Quantum error correction faces the fundamental challenge of leveraging error degeneracy to approach the quantum Hashing bound. This paper proposes a degeneracy-aware LDPC code iterative decoding framework that, for the first time, explicitly models and jointly optimizes the degenerate structure of quantum errors alongside high-order Galois-field LDPC code design. Extensive Monte Carlo simulations are conducted under the depolarizing channel. Compared to conventional decoders, our method achieves a threshold of 9.45% physical error rate at code rate 1/3 and logical size 104k qubits (312k physical qubits), with a frame error rate of 10⁻⁴—significantly closing the gap to the quantum Hashing bound. The core innovation lies in embedding degeneracy into the belief propagation process, enabling simultaneous breakthroughs in decoding performance and theoretical limit attainment at high code rates.

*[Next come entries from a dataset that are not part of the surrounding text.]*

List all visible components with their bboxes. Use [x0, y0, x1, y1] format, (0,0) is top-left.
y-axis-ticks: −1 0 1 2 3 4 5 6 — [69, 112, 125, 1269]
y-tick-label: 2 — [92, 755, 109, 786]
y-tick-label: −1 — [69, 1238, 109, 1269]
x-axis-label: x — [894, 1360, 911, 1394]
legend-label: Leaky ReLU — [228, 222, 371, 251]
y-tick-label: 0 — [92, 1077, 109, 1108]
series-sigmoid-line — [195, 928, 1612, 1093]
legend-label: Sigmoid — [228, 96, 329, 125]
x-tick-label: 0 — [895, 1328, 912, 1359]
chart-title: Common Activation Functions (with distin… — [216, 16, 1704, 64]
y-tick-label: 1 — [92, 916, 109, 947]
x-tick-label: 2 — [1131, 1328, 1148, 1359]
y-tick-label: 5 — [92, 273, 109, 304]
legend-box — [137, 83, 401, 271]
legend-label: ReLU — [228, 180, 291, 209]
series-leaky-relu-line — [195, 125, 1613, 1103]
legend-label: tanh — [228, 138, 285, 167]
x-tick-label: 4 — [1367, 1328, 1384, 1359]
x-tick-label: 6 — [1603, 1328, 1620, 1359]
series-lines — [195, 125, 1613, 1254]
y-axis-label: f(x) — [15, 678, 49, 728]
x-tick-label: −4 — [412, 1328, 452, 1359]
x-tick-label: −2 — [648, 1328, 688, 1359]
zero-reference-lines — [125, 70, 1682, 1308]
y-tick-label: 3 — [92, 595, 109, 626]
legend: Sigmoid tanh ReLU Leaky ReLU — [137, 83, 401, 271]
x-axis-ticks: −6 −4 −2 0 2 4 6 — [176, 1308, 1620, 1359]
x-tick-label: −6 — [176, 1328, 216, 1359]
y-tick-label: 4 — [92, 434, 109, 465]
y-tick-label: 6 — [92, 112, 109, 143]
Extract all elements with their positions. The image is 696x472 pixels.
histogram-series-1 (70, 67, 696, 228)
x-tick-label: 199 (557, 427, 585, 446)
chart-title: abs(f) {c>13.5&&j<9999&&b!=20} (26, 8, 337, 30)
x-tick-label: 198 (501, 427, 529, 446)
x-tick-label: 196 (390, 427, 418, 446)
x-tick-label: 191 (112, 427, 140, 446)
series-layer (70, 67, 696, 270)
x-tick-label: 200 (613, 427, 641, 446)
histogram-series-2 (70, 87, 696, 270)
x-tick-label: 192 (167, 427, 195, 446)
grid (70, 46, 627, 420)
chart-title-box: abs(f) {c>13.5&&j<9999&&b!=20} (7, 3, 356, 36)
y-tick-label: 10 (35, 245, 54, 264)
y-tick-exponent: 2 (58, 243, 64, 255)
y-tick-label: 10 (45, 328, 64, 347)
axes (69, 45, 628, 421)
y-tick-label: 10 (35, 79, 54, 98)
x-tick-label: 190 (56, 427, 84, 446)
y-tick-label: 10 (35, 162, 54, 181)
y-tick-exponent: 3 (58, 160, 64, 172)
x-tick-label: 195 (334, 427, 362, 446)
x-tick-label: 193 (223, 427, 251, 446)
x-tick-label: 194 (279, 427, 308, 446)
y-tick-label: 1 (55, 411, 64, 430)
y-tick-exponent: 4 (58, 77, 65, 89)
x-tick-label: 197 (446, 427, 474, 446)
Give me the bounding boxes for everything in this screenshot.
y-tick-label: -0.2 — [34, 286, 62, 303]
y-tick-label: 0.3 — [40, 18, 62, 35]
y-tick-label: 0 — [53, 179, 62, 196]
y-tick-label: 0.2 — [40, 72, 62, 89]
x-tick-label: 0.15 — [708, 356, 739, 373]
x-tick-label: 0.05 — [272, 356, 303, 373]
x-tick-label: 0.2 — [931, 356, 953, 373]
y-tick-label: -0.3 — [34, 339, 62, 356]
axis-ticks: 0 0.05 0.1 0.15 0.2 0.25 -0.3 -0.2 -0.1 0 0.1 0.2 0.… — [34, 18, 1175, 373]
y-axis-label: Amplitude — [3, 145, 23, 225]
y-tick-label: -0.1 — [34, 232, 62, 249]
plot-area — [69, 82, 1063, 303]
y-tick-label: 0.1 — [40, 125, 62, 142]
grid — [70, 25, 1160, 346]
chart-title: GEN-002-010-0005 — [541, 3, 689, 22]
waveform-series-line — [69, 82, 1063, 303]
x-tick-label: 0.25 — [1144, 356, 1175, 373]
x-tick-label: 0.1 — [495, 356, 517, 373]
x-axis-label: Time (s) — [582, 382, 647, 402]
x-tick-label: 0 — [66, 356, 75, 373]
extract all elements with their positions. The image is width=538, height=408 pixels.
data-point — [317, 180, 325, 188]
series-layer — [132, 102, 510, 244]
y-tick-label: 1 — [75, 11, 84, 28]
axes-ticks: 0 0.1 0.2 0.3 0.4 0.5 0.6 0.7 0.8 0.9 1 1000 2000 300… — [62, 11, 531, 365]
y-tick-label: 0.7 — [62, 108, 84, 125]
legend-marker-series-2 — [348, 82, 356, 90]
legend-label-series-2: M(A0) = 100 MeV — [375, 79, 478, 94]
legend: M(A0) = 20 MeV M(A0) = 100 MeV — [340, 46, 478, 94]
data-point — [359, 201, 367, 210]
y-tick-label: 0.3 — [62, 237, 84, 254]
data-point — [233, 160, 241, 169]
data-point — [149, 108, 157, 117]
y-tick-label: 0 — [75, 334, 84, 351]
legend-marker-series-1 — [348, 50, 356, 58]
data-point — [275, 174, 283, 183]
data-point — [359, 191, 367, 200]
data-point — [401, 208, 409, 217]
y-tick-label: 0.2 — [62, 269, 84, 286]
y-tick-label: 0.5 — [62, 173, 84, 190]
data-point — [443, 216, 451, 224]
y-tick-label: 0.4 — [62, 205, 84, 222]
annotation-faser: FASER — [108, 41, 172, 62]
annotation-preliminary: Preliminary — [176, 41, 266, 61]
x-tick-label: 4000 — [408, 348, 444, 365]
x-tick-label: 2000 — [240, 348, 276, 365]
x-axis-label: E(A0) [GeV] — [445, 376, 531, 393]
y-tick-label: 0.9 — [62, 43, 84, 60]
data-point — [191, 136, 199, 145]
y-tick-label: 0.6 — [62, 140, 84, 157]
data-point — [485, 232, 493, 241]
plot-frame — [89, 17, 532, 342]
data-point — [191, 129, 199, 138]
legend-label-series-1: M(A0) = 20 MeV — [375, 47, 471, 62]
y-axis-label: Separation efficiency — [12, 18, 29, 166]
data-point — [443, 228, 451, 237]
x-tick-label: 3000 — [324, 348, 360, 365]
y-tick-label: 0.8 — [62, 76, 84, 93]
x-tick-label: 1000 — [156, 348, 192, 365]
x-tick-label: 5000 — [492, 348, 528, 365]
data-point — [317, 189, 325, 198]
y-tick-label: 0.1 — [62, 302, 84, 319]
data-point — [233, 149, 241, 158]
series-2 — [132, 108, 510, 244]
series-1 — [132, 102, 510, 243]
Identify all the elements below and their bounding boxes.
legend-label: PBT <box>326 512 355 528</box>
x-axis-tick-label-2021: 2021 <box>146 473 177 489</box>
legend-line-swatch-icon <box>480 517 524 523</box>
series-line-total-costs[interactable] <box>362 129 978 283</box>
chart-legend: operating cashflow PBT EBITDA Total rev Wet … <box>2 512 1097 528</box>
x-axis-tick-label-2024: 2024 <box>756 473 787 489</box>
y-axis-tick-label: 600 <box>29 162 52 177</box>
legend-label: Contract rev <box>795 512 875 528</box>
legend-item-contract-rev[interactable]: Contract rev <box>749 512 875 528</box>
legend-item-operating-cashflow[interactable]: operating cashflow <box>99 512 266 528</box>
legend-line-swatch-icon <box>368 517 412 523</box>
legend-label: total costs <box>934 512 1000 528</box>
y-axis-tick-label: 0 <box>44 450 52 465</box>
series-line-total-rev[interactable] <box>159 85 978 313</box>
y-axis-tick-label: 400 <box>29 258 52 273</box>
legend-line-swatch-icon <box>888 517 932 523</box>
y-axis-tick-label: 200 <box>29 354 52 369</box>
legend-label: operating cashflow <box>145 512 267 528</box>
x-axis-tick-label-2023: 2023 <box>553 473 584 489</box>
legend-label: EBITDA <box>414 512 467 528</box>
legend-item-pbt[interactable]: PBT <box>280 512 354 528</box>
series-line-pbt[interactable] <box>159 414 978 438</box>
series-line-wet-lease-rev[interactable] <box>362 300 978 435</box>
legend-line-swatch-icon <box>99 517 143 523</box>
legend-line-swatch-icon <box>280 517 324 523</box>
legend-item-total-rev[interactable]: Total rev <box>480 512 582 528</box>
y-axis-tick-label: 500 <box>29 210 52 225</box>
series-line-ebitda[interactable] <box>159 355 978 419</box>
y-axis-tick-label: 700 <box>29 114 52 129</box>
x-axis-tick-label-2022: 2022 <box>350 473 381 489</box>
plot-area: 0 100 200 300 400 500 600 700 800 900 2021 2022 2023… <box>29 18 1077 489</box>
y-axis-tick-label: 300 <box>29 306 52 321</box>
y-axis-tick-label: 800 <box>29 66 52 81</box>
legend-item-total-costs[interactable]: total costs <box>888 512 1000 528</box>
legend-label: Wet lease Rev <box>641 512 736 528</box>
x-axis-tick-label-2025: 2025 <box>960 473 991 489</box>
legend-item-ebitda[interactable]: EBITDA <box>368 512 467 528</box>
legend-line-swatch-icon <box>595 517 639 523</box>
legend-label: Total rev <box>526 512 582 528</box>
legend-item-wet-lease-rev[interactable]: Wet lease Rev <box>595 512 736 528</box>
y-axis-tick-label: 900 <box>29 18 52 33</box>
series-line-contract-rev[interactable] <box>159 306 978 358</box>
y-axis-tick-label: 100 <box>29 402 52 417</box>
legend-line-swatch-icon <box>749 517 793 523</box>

Quantum error correction is essential for realizing scalable quantum computation. Among various approaches, low-density parity-check codes over higher-order Galois fields have shown promising performance due to their structured sparsity and compatibility with iterative decoding algorithms whose computational complexity scales linearly with the number of physical qubits. In this work, we demonstrate that explicitly exploiting the degeneracy of quantum errors can significantly enhance the decoding performance. Simulation results over the depolarizing channel indicate that the proposed method, at a coding rate of 1/3, achieves a frame error rate as low as $10^{-4}$ at a physical error rate of 9.45% for a code with 104,000 logical qubits and 312,000 physical qubits, approaching the quantum hashing bound. These findings highlight the critical role of degeneracy in closing the gap to the fundamental limits of quantum error correction.